Date Joined Aug 2011
Total Posts : 1
   Posted 8/1/2011 10:10 PM (GMT -6)   
Hello HW.

I am 22 and an only kid. I used to have a brother but he died when i was 15, and my life pretty much went down hill from that. I am a girl, and I am engaged to another girl. I love her more than life and we have been together for 11 months. Due to a lot of issues form my past, I have major major trust issues, and it's making my life a hell. She doesn't know this, but I don't trust my gf. AT ALL. She does know that I don't trust her completely and she is willing to wait until I am there. She has lied to me in the past about 2 things, however they were not big and I have forgiven her. We have awesome plans together : Get married, have 3 kids, and grow old together. But I keep this thought in my head...that everything will fail. Not just with her, but my whole life.

My parent's think I am straight (I am bi). They HATE gays. My gf is gay and they hate her. They have suspected for a while that I am with her but I keep telling them that I am straight, so that I don't have to tell them yet. I will tell them when I move in with her so that they can't control my life anymore. It stresses me out very much though. I am constantly sad. I am VERY very happy for about 5 minutes of the day when I am with my gf, and then when those minutes of bliss are gone, my negative thoughts start to kick in. I am constantly feeling and thinking of the worst things possible. She said that she will be with me forever no matter what. I am scared though. I don't trust her, and I don't trust myself. I know my parents will hate me when I tell them about my relationship.
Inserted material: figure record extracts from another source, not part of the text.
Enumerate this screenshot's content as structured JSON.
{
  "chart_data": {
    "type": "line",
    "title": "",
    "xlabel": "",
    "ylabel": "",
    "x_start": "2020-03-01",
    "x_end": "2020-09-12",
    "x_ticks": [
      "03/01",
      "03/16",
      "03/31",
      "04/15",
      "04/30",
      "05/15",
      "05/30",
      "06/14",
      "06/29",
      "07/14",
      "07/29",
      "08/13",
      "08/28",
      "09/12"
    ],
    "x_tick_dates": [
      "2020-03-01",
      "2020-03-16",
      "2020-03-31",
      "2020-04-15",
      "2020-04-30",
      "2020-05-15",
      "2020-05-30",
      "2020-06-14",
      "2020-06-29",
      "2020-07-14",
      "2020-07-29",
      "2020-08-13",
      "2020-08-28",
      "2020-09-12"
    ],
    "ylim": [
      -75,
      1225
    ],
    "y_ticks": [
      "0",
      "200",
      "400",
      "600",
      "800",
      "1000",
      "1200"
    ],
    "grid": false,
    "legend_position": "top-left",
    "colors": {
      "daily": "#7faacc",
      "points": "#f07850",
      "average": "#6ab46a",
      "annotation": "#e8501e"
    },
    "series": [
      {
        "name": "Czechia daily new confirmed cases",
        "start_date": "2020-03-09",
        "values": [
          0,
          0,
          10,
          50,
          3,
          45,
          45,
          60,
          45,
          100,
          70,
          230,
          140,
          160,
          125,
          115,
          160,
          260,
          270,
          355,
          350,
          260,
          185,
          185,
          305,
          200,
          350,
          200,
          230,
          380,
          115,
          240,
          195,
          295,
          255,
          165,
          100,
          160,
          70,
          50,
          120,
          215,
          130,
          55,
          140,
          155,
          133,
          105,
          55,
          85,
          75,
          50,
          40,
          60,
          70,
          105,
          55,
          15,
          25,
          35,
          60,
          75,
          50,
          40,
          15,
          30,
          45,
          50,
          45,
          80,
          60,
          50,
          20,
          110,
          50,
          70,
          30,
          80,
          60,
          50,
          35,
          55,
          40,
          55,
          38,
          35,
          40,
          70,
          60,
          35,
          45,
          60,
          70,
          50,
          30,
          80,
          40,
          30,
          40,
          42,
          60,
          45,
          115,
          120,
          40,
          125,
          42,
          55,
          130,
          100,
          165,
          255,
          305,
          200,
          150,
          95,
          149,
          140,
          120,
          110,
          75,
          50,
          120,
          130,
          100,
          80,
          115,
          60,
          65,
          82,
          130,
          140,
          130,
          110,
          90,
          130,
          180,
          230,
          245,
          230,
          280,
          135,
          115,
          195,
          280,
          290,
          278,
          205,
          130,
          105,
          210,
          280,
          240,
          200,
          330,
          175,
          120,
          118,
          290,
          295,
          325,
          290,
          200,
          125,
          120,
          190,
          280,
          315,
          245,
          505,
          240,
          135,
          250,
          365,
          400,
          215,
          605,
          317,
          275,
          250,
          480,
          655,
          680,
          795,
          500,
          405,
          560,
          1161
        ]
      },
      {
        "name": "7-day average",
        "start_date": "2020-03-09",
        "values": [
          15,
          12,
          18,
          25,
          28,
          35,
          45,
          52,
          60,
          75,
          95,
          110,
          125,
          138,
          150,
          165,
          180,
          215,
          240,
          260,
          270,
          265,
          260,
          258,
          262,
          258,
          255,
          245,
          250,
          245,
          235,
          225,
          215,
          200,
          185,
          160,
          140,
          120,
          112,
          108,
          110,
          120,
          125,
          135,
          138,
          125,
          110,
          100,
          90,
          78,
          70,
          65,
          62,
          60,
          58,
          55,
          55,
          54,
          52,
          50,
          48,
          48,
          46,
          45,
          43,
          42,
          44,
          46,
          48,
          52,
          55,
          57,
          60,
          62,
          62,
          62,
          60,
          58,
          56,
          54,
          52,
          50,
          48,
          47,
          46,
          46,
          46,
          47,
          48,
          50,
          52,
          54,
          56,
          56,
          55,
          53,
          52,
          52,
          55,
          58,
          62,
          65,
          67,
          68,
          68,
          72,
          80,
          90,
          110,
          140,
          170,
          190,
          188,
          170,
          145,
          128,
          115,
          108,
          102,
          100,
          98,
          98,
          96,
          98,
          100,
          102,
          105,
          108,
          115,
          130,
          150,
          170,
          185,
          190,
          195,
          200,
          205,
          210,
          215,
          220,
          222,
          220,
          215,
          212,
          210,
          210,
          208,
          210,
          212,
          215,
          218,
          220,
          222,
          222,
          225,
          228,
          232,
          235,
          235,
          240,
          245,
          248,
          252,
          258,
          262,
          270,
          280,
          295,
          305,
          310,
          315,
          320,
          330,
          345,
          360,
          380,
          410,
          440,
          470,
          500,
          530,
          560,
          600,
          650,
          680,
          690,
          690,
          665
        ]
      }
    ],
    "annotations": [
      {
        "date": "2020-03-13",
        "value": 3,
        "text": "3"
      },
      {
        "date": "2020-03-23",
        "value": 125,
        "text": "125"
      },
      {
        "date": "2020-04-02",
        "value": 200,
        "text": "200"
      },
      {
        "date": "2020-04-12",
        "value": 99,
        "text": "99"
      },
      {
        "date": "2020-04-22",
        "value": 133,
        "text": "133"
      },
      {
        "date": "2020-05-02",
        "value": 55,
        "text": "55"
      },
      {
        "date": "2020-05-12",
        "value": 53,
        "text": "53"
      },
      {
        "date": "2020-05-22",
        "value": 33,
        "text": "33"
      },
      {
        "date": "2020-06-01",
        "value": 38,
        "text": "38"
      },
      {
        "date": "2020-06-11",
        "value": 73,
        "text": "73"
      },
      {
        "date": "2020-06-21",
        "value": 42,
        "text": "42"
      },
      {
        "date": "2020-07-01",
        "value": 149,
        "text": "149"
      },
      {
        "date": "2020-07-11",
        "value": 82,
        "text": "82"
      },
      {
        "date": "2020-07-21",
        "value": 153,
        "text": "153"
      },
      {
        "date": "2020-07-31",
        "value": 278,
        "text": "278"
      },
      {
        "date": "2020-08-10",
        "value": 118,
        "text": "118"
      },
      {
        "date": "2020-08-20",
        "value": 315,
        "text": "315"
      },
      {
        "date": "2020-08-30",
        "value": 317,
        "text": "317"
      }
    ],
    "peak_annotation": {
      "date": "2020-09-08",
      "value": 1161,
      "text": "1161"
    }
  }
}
What I need more than anything is a distraction. I think... I'm not sure what to do, to stop feeling so sad all the time. I feel so alone 24/7 even thought I have someone who will share this life with me. I want to stop thinking, I need a distraction....something. I need to escape these feelings because they are killing me inside, and they are getting worse and worse.

Any suggestions?

Veteran Member

Date Joined Feb 2003
Total Posts : 898
   Posted 8/1/2011 10:27 PM (GMT -6)   
Hi Nine. Welcome to Healing Well. I'm so glad you found us.

You did a good job of explaining your trust issues and the effect they are having on your life right now. As you said, it sounds like you have a lot of reasons to feel this way. Unfortunately, as you are already experiencing, this is stopping you from being happy.

Have you ever tried counseling before? Having a good therapist or even minister to sit with might be a good way to sort through all of these feelings. While this may not be at the top of your list to do, feelings have an unfortunate and untimely way of resurfacing until we deal with them.

Meanwhile, keep posting here if you would like. The people in this forum are very supportive and like family. Hopefully, we can help you a little bit too.


Elite Member

Date Joined Mar 2009
Total Posts : 20107
   Posted 8/1/2011 10:35 PM (GMT -6)   
welcome. i agree with cass about counselling. i am in long term therapy-best move i ever made and i feel it will really help you to. i write stuff down when i am feeling low, it helps. i walk as well. regardless of my bad back and legs, helps clear ya head. know that we care. with healing compassion 2 you nine. jamie.